Caso Master: Toffoli decreta sigilo máximo e transforma em caixa-preta ação de Vorcaro
Brasil – O ministro Dias Toffoli, do Supremo Tribunal Federal (STF), determinou sigilo máximo no processo em que a defesa de Daniel Vorcaro — empresário e controlador do Banco Master — contesta a operação da Justiça Federal de Brasília que o levou à prisão. A medida, tomada após a existência da ação vir a público, elevou o nível de restrição a ponto de ocultar até mesmo informações básicas sobre o andamento processual.
A ofensiva chegou ao STF na quinta-feira (27), quando os advogados de Vorcaro apresentaram uma reclamação alegando que a Justiça Federal de Brasília não teria competência para conduzir as investigações. A defesa sustenta que o caso deveria tramitar na Suprema Corte, uma vez que um contrato imobiliário apreendido pelos investigadores menciona o deputado federal João Carlos Bacelar (PL-BA), o que atrairia foro privilegiado.
O processo, que inicialmente tramitava em segredo de Justiça, teve o grau de sigilo ampliado por Toffoli na sexta-feira (28), logo após a divulgação pública da iniciativa jurídica de Vorcaro. Com a nova classificação, o caso tornou-se inacessível até mesmo para outros gabinetes do STF — algo raro, segundo fontes da Corte.

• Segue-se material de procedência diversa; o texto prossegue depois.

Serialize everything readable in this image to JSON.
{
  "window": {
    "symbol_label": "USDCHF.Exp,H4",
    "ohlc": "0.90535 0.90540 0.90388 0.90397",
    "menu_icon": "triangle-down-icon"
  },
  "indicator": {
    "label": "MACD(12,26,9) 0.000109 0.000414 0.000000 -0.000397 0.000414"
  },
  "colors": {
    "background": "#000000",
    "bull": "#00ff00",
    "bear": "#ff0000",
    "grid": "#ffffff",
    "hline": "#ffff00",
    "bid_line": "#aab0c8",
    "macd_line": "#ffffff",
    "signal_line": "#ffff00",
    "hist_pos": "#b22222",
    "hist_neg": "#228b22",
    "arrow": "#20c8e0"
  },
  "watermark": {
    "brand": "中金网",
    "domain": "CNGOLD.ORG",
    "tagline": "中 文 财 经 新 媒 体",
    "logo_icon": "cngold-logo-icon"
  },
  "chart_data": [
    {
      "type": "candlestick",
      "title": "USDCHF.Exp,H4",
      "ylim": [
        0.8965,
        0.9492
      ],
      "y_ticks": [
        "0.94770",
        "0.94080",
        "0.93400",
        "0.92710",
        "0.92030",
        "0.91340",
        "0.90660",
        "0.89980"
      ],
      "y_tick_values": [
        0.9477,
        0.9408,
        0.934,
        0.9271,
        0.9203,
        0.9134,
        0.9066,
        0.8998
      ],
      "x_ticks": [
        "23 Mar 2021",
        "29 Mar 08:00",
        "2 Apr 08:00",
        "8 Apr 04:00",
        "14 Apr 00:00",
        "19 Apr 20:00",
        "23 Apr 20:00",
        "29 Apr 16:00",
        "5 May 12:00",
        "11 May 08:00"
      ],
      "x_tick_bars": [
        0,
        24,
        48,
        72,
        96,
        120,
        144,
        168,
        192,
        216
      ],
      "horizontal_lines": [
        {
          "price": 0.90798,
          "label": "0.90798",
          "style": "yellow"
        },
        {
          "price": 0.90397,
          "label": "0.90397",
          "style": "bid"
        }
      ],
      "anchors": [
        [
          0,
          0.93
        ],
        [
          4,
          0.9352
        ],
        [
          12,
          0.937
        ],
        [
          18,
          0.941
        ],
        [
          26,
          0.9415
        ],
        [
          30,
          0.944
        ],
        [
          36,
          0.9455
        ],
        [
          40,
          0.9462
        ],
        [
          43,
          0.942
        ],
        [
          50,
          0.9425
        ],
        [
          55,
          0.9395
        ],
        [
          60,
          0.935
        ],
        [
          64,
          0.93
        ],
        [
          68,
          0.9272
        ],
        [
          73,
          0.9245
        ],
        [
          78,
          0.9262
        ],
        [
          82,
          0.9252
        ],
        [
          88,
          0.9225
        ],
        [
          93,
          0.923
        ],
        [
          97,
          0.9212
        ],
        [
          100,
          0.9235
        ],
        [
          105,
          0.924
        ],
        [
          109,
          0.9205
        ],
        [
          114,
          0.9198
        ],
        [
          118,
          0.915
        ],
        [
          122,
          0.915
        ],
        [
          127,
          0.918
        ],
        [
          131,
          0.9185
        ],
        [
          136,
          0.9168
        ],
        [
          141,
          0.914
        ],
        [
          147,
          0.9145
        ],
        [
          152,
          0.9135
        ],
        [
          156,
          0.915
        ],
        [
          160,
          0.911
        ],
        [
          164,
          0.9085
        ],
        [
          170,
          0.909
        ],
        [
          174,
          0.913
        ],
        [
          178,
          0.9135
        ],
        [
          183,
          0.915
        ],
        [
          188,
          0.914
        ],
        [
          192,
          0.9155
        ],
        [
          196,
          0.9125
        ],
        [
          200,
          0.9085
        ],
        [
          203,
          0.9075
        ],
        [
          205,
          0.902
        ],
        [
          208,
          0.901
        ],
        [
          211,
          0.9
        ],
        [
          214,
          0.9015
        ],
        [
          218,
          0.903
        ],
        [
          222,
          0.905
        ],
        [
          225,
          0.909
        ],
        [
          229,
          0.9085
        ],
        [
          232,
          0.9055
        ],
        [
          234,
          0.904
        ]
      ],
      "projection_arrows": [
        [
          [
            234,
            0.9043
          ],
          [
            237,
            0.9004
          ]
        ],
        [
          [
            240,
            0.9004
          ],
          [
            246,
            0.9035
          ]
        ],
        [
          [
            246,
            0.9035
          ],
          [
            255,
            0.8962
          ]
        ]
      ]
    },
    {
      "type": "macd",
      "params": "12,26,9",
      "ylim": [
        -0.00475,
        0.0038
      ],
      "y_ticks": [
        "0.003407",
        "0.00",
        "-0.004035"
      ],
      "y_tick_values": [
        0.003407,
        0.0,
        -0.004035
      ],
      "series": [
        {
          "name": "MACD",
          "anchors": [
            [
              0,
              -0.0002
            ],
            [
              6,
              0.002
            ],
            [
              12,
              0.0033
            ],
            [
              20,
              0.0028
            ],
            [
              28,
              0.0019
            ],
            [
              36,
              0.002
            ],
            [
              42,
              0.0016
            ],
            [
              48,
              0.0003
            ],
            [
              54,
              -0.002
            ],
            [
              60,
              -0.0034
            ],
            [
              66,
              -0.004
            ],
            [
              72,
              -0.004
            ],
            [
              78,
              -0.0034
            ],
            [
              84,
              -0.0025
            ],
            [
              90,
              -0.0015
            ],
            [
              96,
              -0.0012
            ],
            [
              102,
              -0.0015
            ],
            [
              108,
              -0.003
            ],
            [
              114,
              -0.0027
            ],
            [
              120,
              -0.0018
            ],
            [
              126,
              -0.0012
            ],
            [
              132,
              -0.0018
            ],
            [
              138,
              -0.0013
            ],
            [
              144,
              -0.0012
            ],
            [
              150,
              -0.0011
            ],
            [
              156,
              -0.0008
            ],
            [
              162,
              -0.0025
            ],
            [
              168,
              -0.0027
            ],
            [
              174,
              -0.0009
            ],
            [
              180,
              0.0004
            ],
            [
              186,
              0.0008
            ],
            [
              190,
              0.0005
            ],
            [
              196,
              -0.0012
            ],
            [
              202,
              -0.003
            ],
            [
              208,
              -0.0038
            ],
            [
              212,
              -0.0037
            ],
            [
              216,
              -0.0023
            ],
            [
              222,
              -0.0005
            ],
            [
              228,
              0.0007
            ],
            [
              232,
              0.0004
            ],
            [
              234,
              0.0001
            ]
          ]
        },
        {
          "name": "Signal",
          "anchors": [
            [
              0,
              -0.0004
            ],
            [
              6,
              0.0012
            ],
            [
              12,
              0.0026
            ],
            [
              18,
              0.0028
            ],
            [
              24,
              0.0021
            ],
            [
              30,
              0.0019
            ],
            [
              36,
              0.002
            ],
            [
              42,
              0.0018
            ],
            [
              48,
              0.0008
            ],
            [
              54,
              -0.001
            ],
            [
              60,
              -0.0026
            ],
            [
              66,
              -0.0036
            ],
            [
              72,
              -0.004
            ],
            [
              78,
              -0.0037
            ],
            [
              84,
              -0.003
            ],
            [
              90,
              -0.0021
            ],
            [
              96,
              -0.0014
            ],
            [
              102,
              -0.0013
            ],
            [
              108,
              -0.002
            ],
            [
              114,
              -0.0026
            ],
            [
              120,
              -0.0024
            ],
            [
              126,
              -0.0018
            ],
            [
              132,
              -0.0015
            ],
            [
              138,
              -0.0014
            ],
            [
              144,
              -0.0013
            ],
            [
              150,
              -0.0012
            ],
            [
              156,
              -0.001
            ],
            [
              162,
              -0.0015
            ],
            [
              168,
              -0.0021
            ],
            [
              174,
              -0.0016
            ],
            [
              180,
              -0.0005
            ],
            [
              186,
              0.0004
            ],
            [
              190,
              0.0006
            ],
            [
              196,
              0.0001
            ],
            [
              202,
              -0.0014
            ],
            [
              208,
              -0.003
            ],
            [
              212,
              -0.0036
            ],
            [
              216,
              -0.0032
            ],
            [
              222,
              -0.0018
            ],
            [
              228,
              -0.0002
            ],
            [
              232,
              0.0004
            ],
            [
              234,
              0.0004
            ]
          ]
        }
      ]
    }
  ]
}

Sigilo extremo e estranhamento interno
Em nota, o STF informou que uma resolução interna autoriza o relator a definir o nível de sigilo de cada processo e que essa classificação pode ser revista a qualquer momento. Na prática, porém, a mudança imposta por Toffoli impede o acesso a dados que antes eram públicos: nomes das partes, lista completa de advogados, documentos protocolados e até a confirmação da existência de novas decisões.
Com o sigilo máximo, apenas os advogados do caso, o Ministério Público (quando intimado) e servidores do gabinete do ministro têm acesso ao conteúdo da ação.
O procedimento gerou desconforto no Supremo. “O processo em segredo de Justiça pode ser acessado por outros gabinetes. Se você coloca como sigiloso, só o relator vê. O ministro garante que só o que ele quiser vai sair”, disse uma fonte que acompanha a rotina do tribunal. O movimento é considerado incomum, já que apenas delações premiadas, por padrão, começam sob sigilo absoluto.
Contexto: relação com o Master e operação bilionária
A decisão acontece em meio ao avanço de investigações sobre o Banco Master, envolvido em suspeitas de desvio bilionário, pressões políticas sobre o Banco Central e contratos supostamente fabricados com o BRB para justificar movimentações financeiras.
Vorcaro, preso e posteriormente solto por decisão do TRF-1, tenta reverter a validade das ações da Justiça Federal de Brasília enquanto a Polícia Federal prepara novas frentes de apuração, inclusive envolvendo fundos de pensão e operações com suspeita de tentativa de fuga em jatinho.
Evento em Londres permanece sem explicações
A determinação de sigilo máximo reacendeu questionamentos sobre a relação de Toffoli com o Banco Master. No ano passado, o ministro participou em Londres do “I Fórum Jurídico Brasil de Ideias”, evento patrocinado pela instituição financeira e organizado por uma empresária ligada ao bolsonarismo. As despesas de hospedagem e passagem — em hotel de luxo com diárias de cerca de R$ 6 mil — nunca foram esclarecidas pelo ministro.
Outros integrantes do alto escalão também participaram do encontro, entre eles os ministros Gilmar Mendes e Alexandre de Moraes, além de autoridades do governo Lula, como o diretor-geral da Polícia Federal, Andrei Rodrigues, e os ministros Ricardo Lewandowski (Justiça) e Jorge Messias (AGU).
A revelação de que a esposa de Alexandre de Moraes, a advogada Viviane Barci de Moraes, havia sido contratada pelo Master, aumentou ainda mais a pressão política e as suspeitas envolvendo o banco.
CPI e novo cerco ao Master
Enquanto a controvérsia avança no Judiciário, o ambiente político também reage. No Congresso, há movimentações para ressuscitar uma CPI após a operação que levou à prisão de Vorcaro. Paralelamente, técnicos apontam que a pressão exercida pelo Master sobre o Banco Central foi “sem precedentes”, segundo investigadores.
Com a decisão de Toffoli, o processo que poderia revelar detalhes da estratégia jurídica do empresário agora se converte em uma verdadeira “caixa-preta”, alimentando dúvidas dentro e fora do Supremo sobre os motivos e o alcance do sigilo extremo.
A expectativa é que novas investigações — tanto do Banco Central quanto da Polícia Federal — ampliem ainda mais o impacto do caso Master nos próximos meses.